Мы уже говорили о шатком политическом положении царства Капилавасту и о причине ненависти Шакьев к могущественному царю Кошалы Прасенаджати и его наследнику Виручжаке. С течением времени эта вражда все более обострялась. Чтобы унизить Виручжаку, Шакьи стали распространять слух, что мать его Моли, взятая насильно из рода Шакьев, вовсе не принадлежала к этому роду, а была простой рабыней-цветочницей. Кроме того, они не ограничились одними словесными оскорблениями, а несколько раз совершали покушения на жизнь Виручжаки.

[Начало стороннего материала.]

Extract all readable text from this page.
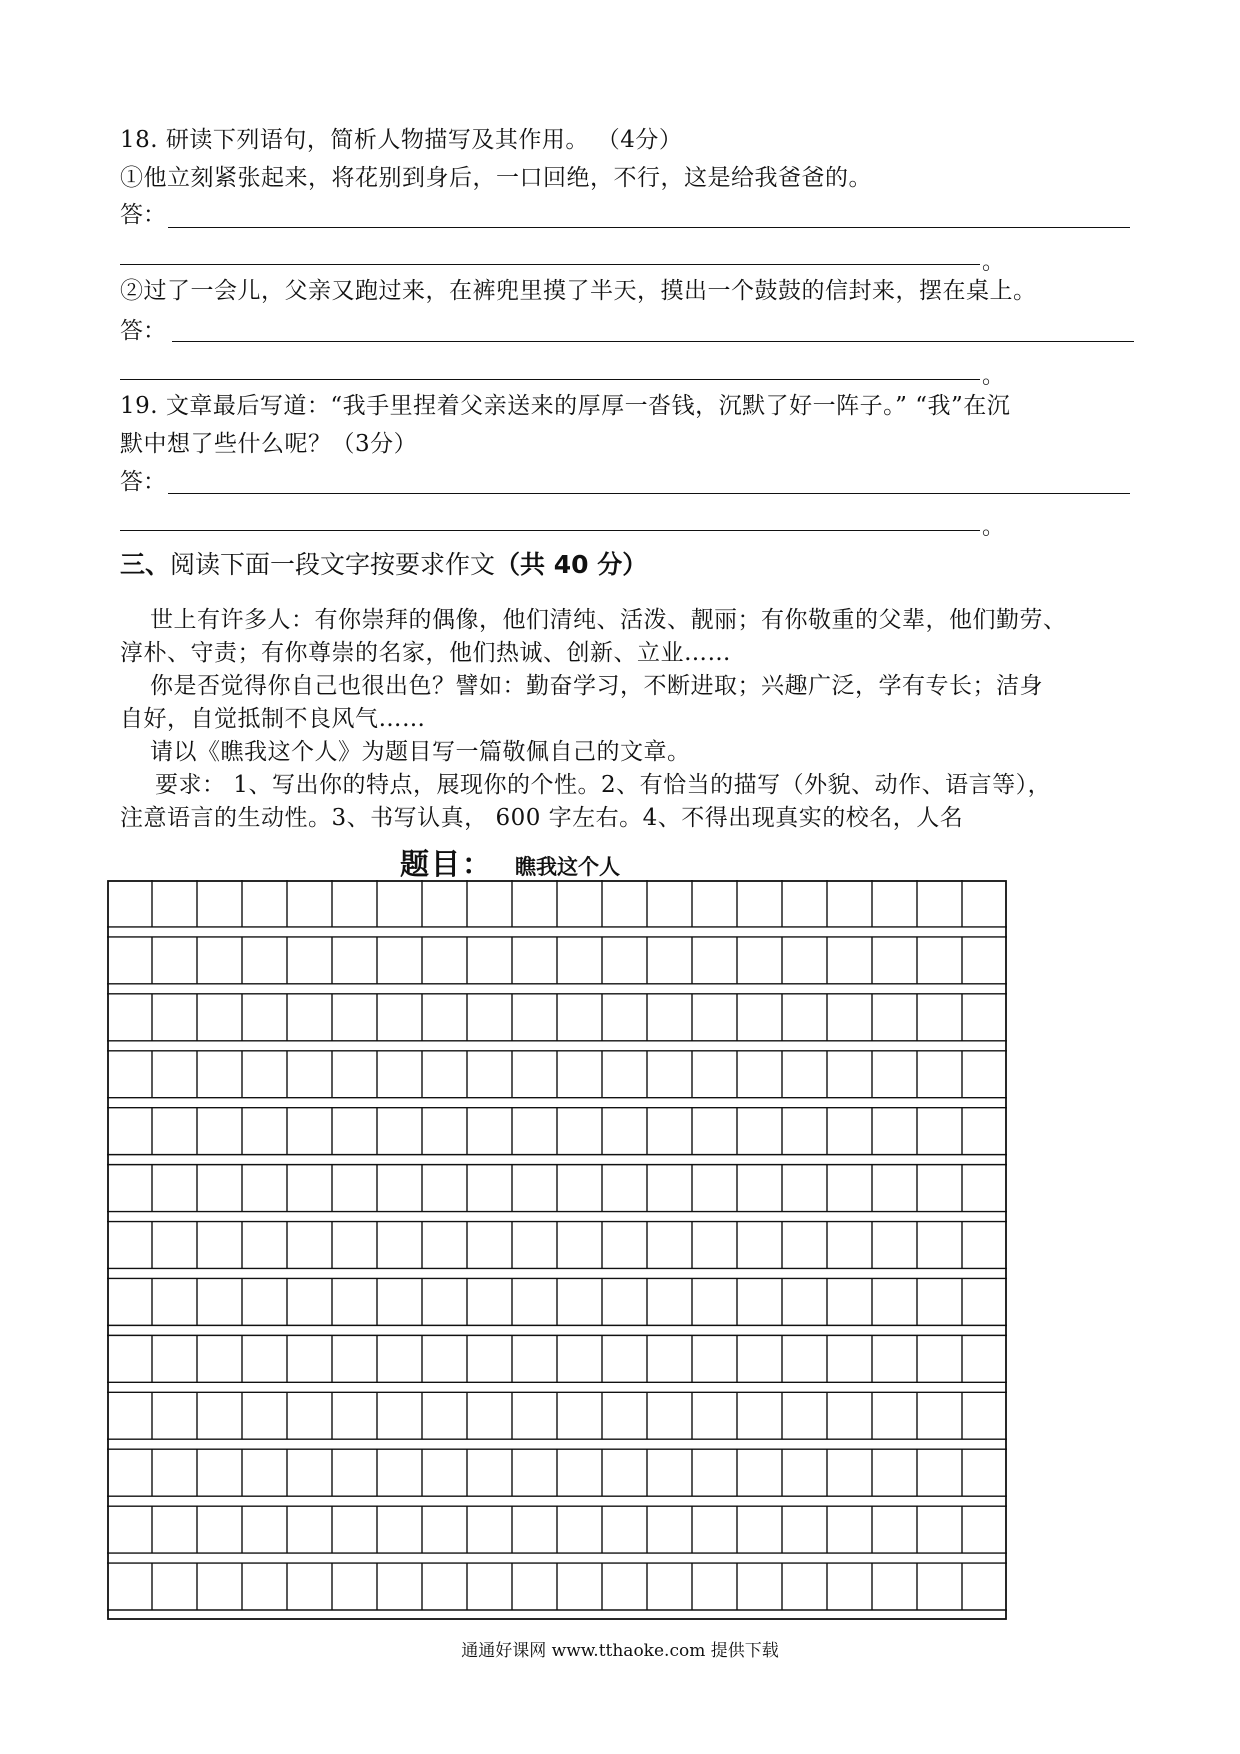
18. 研读下列语句，简析人物描写及其作用。 （4分）
①他立刻紧张起来，将花别到身后，一口回绝，不行，这是给我爸爸的。
答：
。
②过了一会儿，父亲又跑过来，在裤兜里摸了半天，摸出一个鼓鼓的信封来，摆在桌上。
答：
。
19. 文章最后写道：“我手里捏着父亲送来的厚厚一沓钱，沉默了好一阵子。” “我”在沉
默中想了些什么呢？（3分）
答：
。
三、阅读下面一段文字按要求作文（共 40 分）
世上有许多人：有你崇拜的偶像，他们清纯、活泼、靓丽；有你敬重的父辈，他们勤劳、
淳朴、守责；有你尊崇的名家，他们热诚、创新、立业……
你是否觉得你自己也很出色？譬如：勤奋学习，不断进取；兴趣广泛，学有专长；洁身
自好，自觉抵制不良风气……
请以《瞧我这个人》为题目写一篇敬佩自己的文章。
要求： 1、写出你的特点，展现你的个性。2、有恰当的描写（外貌、动作、语言等），
注意语言的生动性。3、书写认真， 600 字左右。4、不得出现真实的校名，人名
题目： 瞧我这个人
通通好课网 www.tthaoke.com 提供下载
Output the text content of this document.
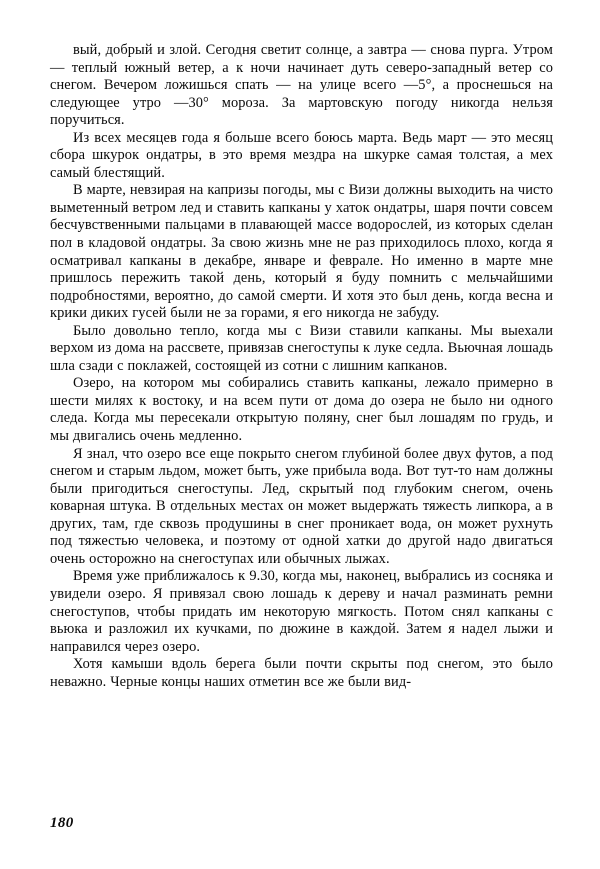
вый, добрый и злой. Сегодня светит солнце, а завтра — снова пурга. Утром — теплый южный ветер, а к ночи начинает дуть северо-западный ветер со снегом. Вечером ложишься спать — на улице всего —5°, а проснешься на следующее утро —30° мороза. За мартовскую погоду никогда нельзя поручиться.

Из всех месяцев года я больше всего боюсь марта. Ведь март — это месяц сбора шкурок ондатры, в это время мездра на шкурке самая толстая, а мех самый блестящий.

В марте, невзирая на капризы погоды, мы с Визи должны выходить на чисто выметенный ветром лед и ставить капканы у хаток ондатры, шаря почти совсем бесчувственными пальцами в плавающей массе водорослей, из которых сделан пол в кладовой ондатры. За свою жизнь мне не раз приходилось плохо, когда я осматривал капканы в декабре, январе и феврале. Но именно в марте мне пришлось пережить такой день, который я буду помнить с мельчайшими подробностями, вероятно, до самой смерти. И хотя это был день, когда весна и крики диких гусей были не за горами, я его никогда не забуду.

Было довольно тепло, когда мы с Визи ставили капканы. Мы выехали верхом из дома на рассвете, привязав снегоступы к луке седла. Вьючная лошадь шла сзади с поклажей, состоящей из сотни с лишним капканов.

Озеро, на котором мы собирались ставить капканы, лежало примерно в шести милях к востоку, и на всем пути от дома до озера не было ни одного следа. Когда мы пересекали открытую поляну, снег был лошадям по грудь, и мы двигались очень медленно.

Я знал, что озеро все еще покрыто снегом глубиной более двух футов, а под снегом и старым льдом, может быть, уже прибыла вода. Вот тут-то нам должны были пригодиться снегоступы. Лед, скрытый под глубоким снегом, очень коварная штука. В отдельных местах он может выдержать тяжесть липкора, а в других, там, где сквозь продушины в снег проникает вода, он может рухнуть под тяжестью человека, и поэтому от одной хатки до другой надо двигаться очень осторожно на снегоступах или обычных лыжах.

Время уже приближалось к 9.30, когда мы, наконец, выбрались из сосняка и увидели озеро. Я привязал свою лошадь к дереву и начал разминать ремни снегоступов, чтобы придать им некоторую мягкость. Потом снял капканы с вьюка и разложил их кучками, по дюжине в каждой. Затем я надел лыжи и направился через озеро.

Хотя камыши вдоль берега были почти скрыты под снегом, это было неважно. Черные концы наших отметин все же были вид-

180
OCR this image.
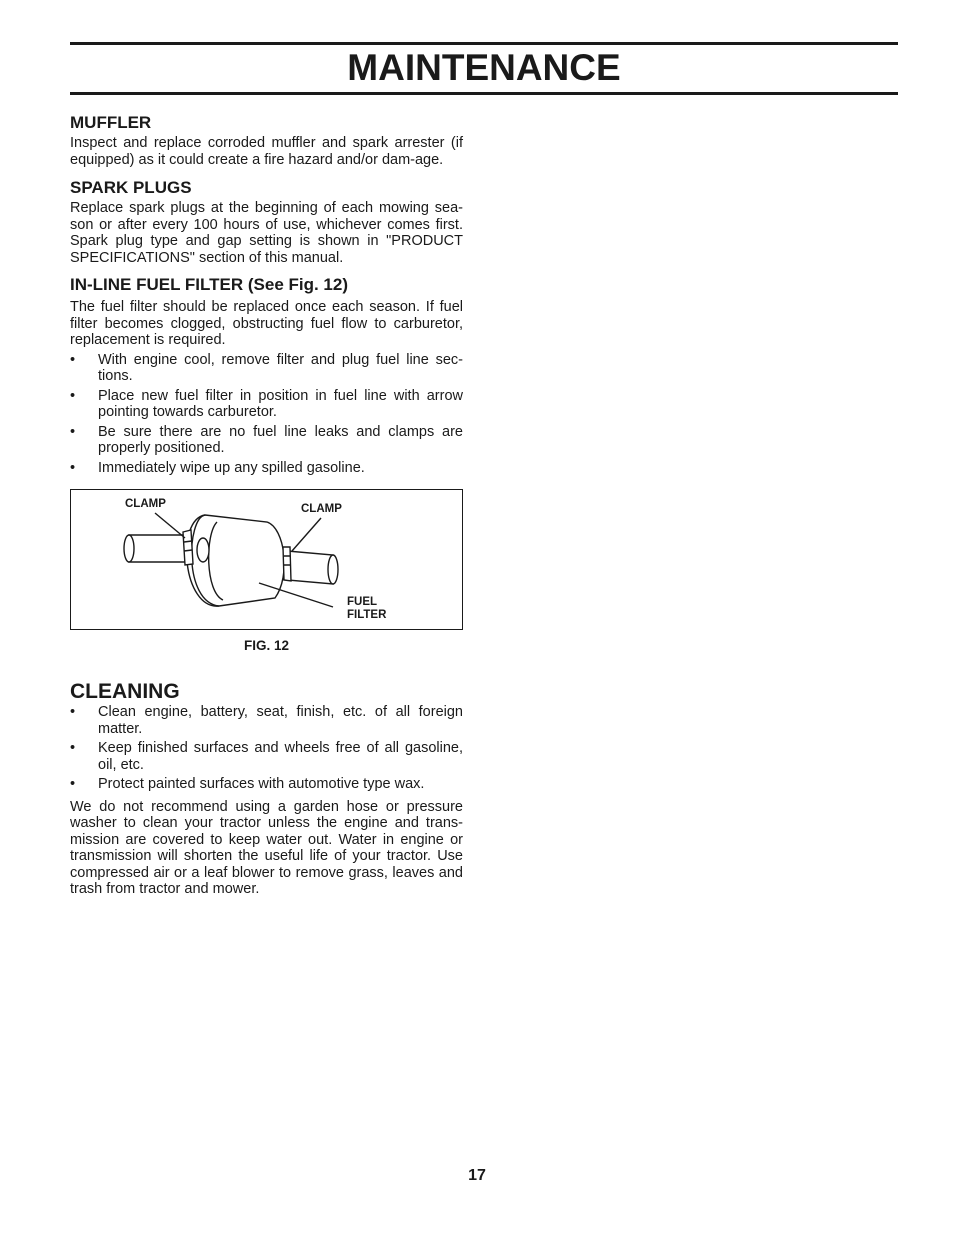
MAINTENANCE
MUFFLER

Inspect and replace corroded muffler and spark arrester (if equipped) as it could create a fire hazard and/or dam-age.

SPARK PLUGS

Replace spark plugs at the beginning of each mowing sea-son or after every 100 hours of use, whichever comes first. Spark plug type and gap setting is shown in "PRODUCT SPECIFICATIONS" section of this manual.

IN-LINE FUEL FILTER (See Fig. 12)

The fuel filter should be replaced once each season. If fuel filter becomes clogged, obstructing fuel flow to carburetor, replacement is required.

• With engine cool, remove filter and plug fuel line sec-tions.
• Place new fuel filter in position in fuel line with arrow pointing towards carburetor.
• Be sure there are no fuel line leaks and clamps are properly positioned.
• Immediately wipe up any spilled gasoline.
CLAMP	CLAMP
FUEL
FILTER
FIG. 12
CLEANING
• Clean engine, battery, seat, finish, etc. of all foreign matter.
• Keep finished surfaces and wheels free of all gasoline, oil, etc.
• Protect painted surfaces with automotive type wax.

We do not recommend using a garden hose or pressure washer to clean your tractor unless the engine and trans-mission are covered to keep water out. Water in engine or transmission will shorten the useful life of your tractor. Use compressed air or a leaf blower to remove grass, leaves and trash from tractor and mower.

17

Разумеется, все эти обиды возбудили в сердце наследника глубокую ненависть и желание мести — он поклялся жестоко отплатить Шакьям за их гордость и презрение к нему и стереть род их с лица земли.
Вступив на престол по смерти отца, Виручжаки поспешил начать приготовления к войне с Шакьями.
При первых слухах о враждебных намерениях Виручжаки Шакьи обратились с просьбой к Шакьямуни посетить родину, они надеялись на его влияние в случае крайней опасности. Кажется, что Шакьямуни и сам был не чужд этой мысли и принял горячее, хотя и бесплодное участие в последних событиях истории его отчизны. Судьба, до сих пор покровительствовавшая ему, в последнем несчастье отказалась служить ему и не пожалела для него самых жестоких ударов. В надежде отклонить Виручжаку от его враждебных намерений Шакьямуни пошел в Кошалу. На пути он встретил Виручжаку и его войско. Он попытался примирить царя со своей родиной, но эта попытка кончилась неудачно.
Виручжака не внял убеждениям Шакьямуни и продолжал свой поход. Он взял город Капилавасту, перебил всех его жителей, которых было около 100 тысяч, и возвратился с войны с богатой добычей и новым приобретением для своих владений.
Цветущая страна Шакьев опустела и потеряла навсегда свое политическое значение, уцелевшие от резни Шакьи бежали в Непал и другие соседние страны.
Во время разграбления города Шакьямуни вместе с верным Анандой находился невдалеке, в одной из пригородных рощ. До него доносились шум битвы, звуки мечей, крик и вопли сражавшихся и умиравших людей.
«Да исполнится судьба их», — сказал он и, жалуясь на сильную головную боль, лег на землю, прикрывшись плащом; он хотел скрыть от своего ученика овладевшие им скорбь и тоску.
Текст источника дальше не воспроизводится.